Similarity of concepts is not distance. - NISHIO Hirokazu's Scrapbox (Auto-translated from Japanese)

Similarity of concepts is not distance.

Natural Language Processing with word2vec, p.64, where I wrote

Apples and tomatoes are similar. Both are red. Apples and green apples are similar. Both are apples. However, green apples and tomatoes are not so similar.

This phenomenon does not satisfy the trigonometric inequality requirement of distance.

How to solve this problem

Instead of treating the distance Vector similarity between vectors as it is, the distance after collapsing the vectors on various axes is used as the similarity #Collapse axes

https://gyazo.com/6f605fd9a0082f691b3b93c575ccd69e

To thwart a vector in an axial direction means to ignore the difference in that axial direction.

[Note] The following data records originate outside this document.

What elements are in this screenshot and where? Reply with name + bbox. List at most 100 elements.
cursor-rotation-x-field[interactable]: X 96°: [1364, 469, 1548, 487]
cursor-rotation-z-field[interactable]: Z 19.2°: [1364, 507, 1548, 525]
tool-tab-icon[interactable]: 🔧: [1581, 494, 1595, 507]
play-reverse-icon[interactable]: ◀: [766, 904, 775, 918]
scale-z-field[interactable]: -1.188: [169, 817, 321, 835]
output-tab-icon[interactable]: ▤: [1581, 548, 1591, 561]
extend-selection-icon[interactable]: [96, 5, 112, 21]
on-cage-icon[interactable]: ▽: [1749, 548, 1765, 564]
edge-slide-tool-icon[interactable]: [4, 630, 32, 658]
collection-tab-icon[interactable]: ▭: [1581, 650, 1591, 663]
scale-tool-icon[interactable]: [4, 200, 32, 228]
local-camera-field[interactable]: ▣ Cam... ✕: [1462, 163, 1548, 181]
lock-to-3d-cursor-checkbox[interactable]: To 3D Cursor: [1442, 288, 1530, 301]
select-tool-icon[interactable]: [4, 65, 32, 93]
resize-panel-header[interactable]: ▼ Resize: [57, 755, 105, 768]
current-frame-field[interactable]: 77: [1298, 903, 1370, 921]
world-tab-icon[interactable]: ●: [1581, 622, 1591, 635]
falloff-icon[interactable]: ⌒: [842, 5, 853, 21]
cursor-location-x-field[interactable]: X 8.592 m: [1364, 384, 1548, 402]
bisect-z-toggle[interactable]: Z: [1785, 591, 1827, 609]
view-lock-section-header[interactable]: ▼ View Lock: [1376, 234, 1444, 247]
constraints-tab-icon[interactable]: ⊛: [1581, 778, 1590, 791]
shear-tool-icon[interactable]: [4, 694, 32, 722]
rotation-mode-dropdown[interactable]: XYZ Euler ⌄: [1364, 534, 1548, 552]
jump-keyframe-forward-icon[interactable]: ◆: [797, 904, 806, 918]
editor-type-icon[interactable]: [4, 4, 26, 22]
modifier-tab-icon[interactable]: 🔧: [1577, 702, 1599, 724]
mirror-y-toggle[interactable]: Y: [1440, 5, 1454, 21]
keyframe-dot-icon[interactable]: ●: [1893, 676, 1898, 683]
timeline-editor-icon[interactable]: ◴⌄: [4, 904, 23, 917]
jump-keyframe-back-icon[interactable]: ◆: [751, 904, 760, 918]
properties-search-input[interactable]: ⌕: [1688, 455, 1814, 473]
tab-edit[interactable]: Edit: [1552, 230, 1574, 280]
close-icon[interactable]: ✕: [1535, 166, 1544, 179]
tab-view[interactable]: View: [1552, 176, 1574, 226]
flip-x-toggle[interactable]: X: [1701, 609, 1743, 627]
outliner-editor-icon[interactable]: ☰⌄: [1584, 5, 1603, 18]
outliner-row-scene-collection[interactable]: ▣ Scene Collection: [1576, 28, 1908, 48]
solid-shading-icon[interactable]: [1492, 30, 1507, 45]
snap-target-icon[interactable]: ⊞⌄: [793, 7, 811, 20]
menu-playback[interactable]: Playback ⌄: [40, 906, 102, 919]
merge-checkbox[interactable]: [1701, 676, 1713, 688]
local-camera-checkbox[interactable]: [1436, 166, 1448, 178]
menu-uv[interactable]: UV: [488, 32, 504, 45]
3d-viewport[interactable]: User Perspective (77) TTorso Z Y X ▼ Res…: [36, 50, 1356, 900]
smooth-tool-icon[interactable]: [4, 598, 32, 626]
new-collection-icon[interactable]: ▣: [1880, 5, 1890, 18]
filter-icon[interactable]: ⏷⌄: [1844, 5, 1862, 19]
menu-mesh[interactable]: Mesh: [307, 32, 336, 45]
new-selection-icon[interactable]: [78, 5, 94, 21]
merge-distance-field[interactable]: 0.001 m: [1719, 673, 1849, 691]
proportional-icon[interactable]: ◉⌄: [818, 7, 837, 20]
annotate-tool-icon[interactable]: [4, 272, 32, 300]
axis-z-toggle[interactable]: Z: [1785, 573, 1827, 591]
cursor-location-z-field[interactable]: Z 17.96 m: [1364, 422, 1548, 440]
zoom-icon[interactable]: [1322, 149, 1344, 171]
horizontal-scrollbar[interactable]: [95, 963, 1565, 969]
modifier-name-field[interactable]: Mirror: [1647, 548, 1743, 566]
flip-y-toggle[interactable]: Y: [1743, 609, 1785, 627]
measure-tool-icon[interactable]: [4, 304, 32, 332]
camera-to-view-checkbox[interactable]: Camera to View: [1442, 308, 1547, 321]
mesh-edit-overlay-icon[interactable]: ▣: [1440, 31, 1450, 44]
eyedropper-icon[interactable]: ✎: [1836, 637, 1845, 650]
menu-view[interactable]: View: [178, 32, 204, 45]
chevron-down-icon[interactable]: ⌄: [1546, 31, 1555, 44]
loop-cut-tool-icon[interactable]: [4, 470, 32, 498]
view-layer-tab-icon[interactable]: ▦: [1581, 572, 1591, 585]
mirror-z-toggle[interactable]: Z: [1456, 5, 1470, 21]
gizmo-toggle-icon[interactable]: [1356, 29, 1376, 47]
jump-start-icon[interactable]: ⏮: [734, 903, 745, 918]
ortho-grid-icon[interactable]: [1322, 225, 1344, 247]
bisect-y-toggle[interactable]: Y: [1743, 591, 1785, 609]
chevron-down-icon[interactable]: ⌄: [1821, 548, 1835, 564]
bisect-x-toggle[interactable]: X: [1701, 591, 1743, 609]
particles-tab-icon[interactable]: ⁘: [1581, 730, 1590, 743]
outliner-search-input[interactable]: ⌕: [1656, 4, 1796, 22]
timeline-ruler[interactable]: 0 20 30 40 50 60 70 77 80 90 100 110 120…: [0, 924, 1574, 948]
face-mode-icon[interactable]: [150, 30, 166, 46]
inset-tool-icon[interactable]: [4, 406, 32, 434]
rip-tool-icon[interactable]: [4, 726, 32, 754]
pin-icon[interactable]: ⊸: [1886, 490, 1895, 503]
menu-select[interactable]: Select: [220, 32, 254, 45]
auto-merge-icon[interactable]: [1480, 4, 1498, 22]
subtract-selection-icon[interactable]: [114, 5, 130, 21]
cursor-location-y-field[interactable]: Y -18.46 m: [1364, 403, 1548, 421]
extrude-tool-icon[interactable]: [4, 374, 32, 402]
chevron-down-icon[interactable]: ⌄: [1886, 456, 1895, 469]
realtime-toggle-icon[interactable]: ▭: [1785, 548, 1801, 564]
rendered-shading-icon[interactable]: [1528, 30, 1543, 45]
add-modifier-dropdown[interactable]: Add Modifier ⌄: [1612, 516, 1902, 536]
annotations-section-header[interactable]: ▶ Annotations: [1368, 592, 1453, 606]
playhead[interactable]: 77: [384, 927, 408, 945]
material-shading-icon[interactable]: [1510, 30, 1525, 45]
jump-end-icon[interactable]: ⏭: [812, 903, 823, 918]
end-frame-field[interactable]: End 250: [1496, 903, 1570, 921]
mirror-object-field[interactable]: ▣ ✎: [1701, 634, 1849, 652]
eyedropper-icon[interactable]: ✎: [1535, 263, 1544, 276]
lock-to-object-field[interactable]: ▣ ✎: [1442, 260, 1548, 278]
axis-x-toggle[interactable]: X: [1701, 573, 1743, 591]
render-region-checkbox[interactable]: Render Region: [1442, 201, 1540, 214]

Dimensionality reduction is an abstraction #abstraction #ignore features #ignore differences

I doubt that one axis of the vector created by the current word2vec represents a convenient attribute like "color difference".

word2vec creates vectors based solely on the information of what words appear around a word, so it is not possible to create vectors based on the information of what words appear around a word.

I think something similar is going on in the human brain.

One of the techniques used in Deep Learning is [Dropout

A method of randomly selecting a neuron and stopping its activity to allow it to learn

Doing this increases [generalization performance

Stop the activity of randomly selected neurons

= set the value represented by that neuron to 0

= Crush in the direction of a randomly selected axis

degree of similarity in concept is not [distance

Word Meaning

semantic similarity

People who leap from one story to the next = vector search engines?

Is suggestion a vector search? I think not.

Random dimensionality reduction and then similarity search.

---

This page is auto-translated from /nishio/概念の類似度は距離ではない using DeepL. If you looks something interesting but the auto-translated English is not good enough to understand it, feel free to let me know at @nishio_en. I'm very happy to spread my thought to non-Japanese readers.